To find Aaron Inc.'s share price, the Gordon Growth Model is used with the formula P = D / (k - g). The expected dividends per share are calculated, and with a growth rate of 7% and a cost of equity of 11%, the calculation results in a share price of $14.975.

Step-by-step explanation:

To calculate Aaron Inc.'s share price using the given financial information, we need to use the Gordon Growth Model (also known as the Dividend Discount Model), which is used to determine the price of a stock based on its future series of dividends that grow at a constant rate.

The model assumes that dividends will increase at a consistent growth rate indefinitely. The formula for the model is P = D / (k - g), where P is the current stock price, D is the dividend per share one year from now, k is the cost of equity capital, and g is the growth rate of dividends.

Aaron Inc. has expected earnings of $641 million and will pay out 50% of its earnings, with 30% as dividends.

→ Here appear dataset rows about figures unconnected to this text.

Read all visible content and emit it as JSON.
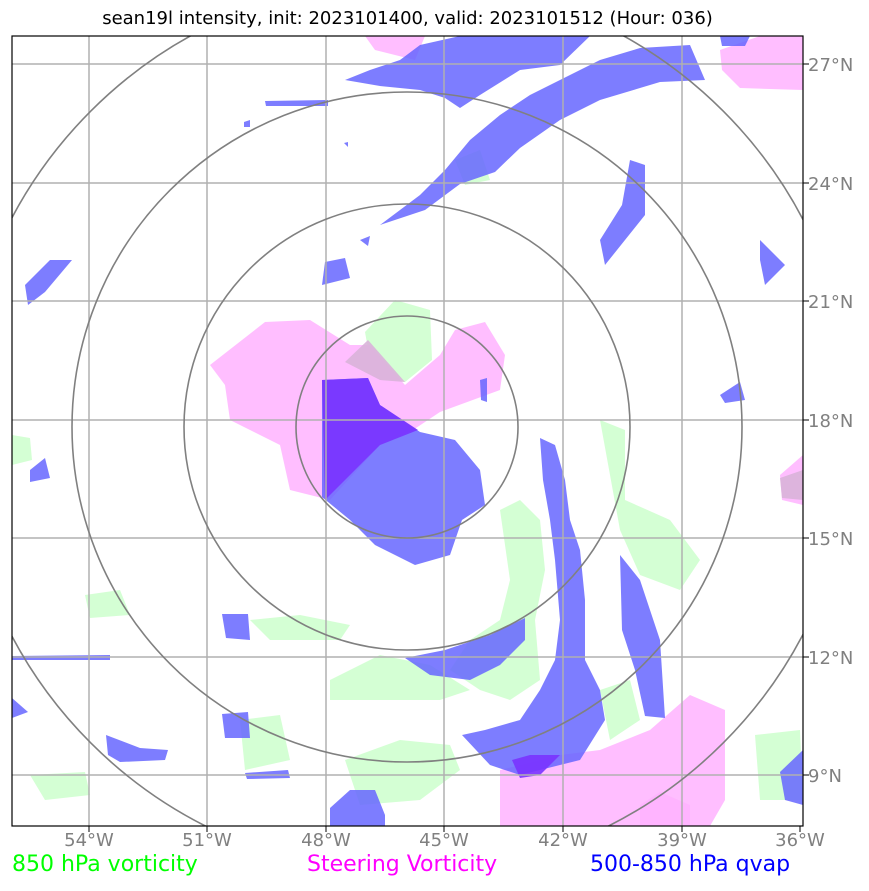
{
  "title": "sean19l intensity, init: 2023101400, valid: 2023101512 (Hour: 036)",
  "legend": [
    {
      "label": "850 hPa vorticity",
      "color": "#00ff00"
    },
    {
      "label": "Steering Vorticity",
      "color": "#ff00ff"
    },
    {
      "label": "500-850 hPa qvap",
      "color": "#0000ff"
    }
  ],
  "map": {
    "lon_range": [
      -56,
      -36
    ],
    "lat_range": [
      8,
      28
    ],
    "lon_ticks": [
      "54°W",
      "51°W",
      "48°W",
      "45°W",
      "42°W",
      "39°W",
      "36°W"
    ],
    "lat_ticks": [
      "27°N",
      "24°N",
      "21°N",
      "18°N",
      "15°N",
      "12°N",
      "9°N"
    ],
    "range_rings": 4,
    "gridlines": true
  },
  "fill_colors": {
    "green": "#ccffcc",
    "pink": "#ffb3ff",
    "blue": "#6666ff",
    "purple": "#7a33ff"
  }
}
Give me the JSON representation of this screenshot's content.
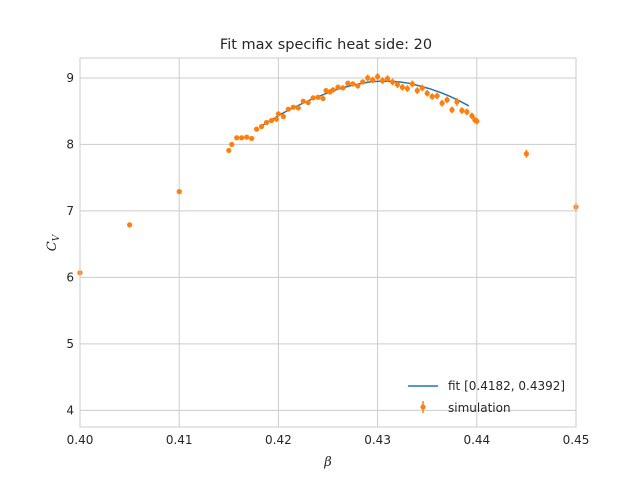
{
  "chart_data": {
    "type": "scatter",
    "title": "Fit max specific heat side: 20",
    "xlabel": "β",
    "ylabel": "C_V",
    "xlim": [
      0.4,
      0.45
    ],
    "ylim": [
      3.75,
      9.3
    ],
    "xticks": [
      0.4,
      0.41,
      0.42,
      0.43,
      0.44,
      0.45
    ],
    "xtick_labels": [
      "0.40",
      "0.41",
      "0.42",
      "0.43",
      "0.44",
      "0.45"
    ],
    "yticks": [
      4,
      5,
      6,
      7,
      8,
      9
    ],
    "ytick_labels": [
      "4",
      "5",
      "6",
      "7",
      "8",
      "9"
    ],
    "grid": true,
    "legend_position": "lower right",
    "colors": {
      "fit": "#1f77b4",
      "simulation": "#ff7f0e",
      "grid": "#cccccc",
      "spine": "#cccccc"
    },
    "series": [
      {
        "name": "fit [0.4182, 0.4392]",
        "kind": "line",
        "x": [
          0.4182,
          0.4192,
          0.4202,
          0.4212,
          0.4222,
          0.4232,
          0.4242,
          0.4252,
          0.4262,
          0.4272,
          0.4282,
          0.4292,
          0.4302,
          0.4312,
          0.4322,
          0.4332,
          0.4342,
          0.4352,
          0.4362,
          0.4372,
          0.4382,
          0.4392
        ],
        "y": [
          8.27,
          8.36,
          8.45,
          8.53,
          8.6,
          8.67,
          8.73,
          8.79,
          8.84,
          8.88,
          8.91,
          8.94,
          8.95,
          8.95,
          8.94,
          8.92,
          8.88,
          8.84,
          8.79,
          8.73,
          8.66,
          8.58
        ]
      },
      {
        "name": "simulation",
        "kind": "errorbar",
        "x": [
          0.4,
          0.405,
          0.41,
          0.415,
          0.4153,
          0.4158,
          0.4163,
          0.4168,
          0.4173,
          0.4178,
          0.4183,
          0.4188,
          0.4193,
          0.4198,
          0.42,
          0.4205,
          0.421,
          0.4215,
          0.422,
          0.4225,
          0.423,
          0.4235,
          0.424,
          0.4245,
          0.4248,
          0.4252,
          0.4255,
          0.426,
          0.4265,
          0.427,
          0.4275,
          0.428,
          0.4285,
          0.429,
          0.4295,
          0.43,
          0.4305,
          0.431,
          0.4315,
          0.432,
          0.4325,
          0.433,
          0.4335,
          0.434,
          0.4345,
          0.435,
          0.4355,
          0.436,
          0.4365,
          0.437,
          0.4375,
          0.438,
          0.4385,
          0.439,
          0.4395,
          0.4398,
          0.44,
          0.445,
          0.45
        ],
        "y": [
          6.07,
          6.79,
          7.29,
          7.91,
          8.0,
          8.1,
          8.1,
          8.11,
          8.09,
          8.23,
          8.27,
          8.33,
          8.36,
          8.38,
          8.46,
          8.42,
          8.53,
          8.56,
          8.55,
          8.65,
          8.63,
          8.7,
          8.71,
          8.69,
          8.81,
          8.79,
          8.82,
          8.86,
          8.85,
          8.92,
          8.91,
          8.88,
          8.94,
          9.0,
          8.97,
          9.02,
          8.96,
          8.99,
          8.94,
          8.9,
          8.86,
          8.84,
          8.91,
          8.81,
          8.85,
          8.77,
          8.72,
          8.73,
          8.62,
          8.67,
          8.52,
          8.64,
          8.51,
          8.49,
          8.43,
          8.37,
          8.35,
          7.86,
          7.06
        ],
        "err": [
          0.03,
          0.03,
          0.03,
          0.03,
          0.03,
          0.03,
          0.03,
          0.03,
          0.03,
          0.03,
          0.03,
          0.03,
          0.03,
          0.03,
          0.03,
          0.03,
          0.03,
          0.03,
          0.03,
          0.03,
          0.03,
          0.03,
          0.03,
          0.03,
          0.04,
          0.04,
          0.04,
          0.04,
          0.04,
          0.04,
          0.04,
          0.04,
          0.04,
          0.05,
          0.05,
          0.05,
          0.05,
          0.05,
          0.05,
          0.05,
          0.05,
          0.05,
          0.05,
          0.05,
          0.05,
          0.05,
          0.05,
          0.05,
          0.05,
          0.05,
          0.05,
          0.06,
          0.05,
          0.05,
          0.05,
          0.05,
          0.05,
          0.06,
          0.07
        ]
      }
    ]
  }
}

Therefore, the dividend payout will be 30% of $641 million which equals $192.3 million.

Given there are 321 million shares outstanding, the dividend per share will be $192.3 million / 321 million shares, which equates to $0.599 per share. The dividends are expected to grow at a rate of 7%. To find the price of the stock, we substitute the values into the formula, so: P = $0.599 / (0.11 - 0.07) = $14.975 per share.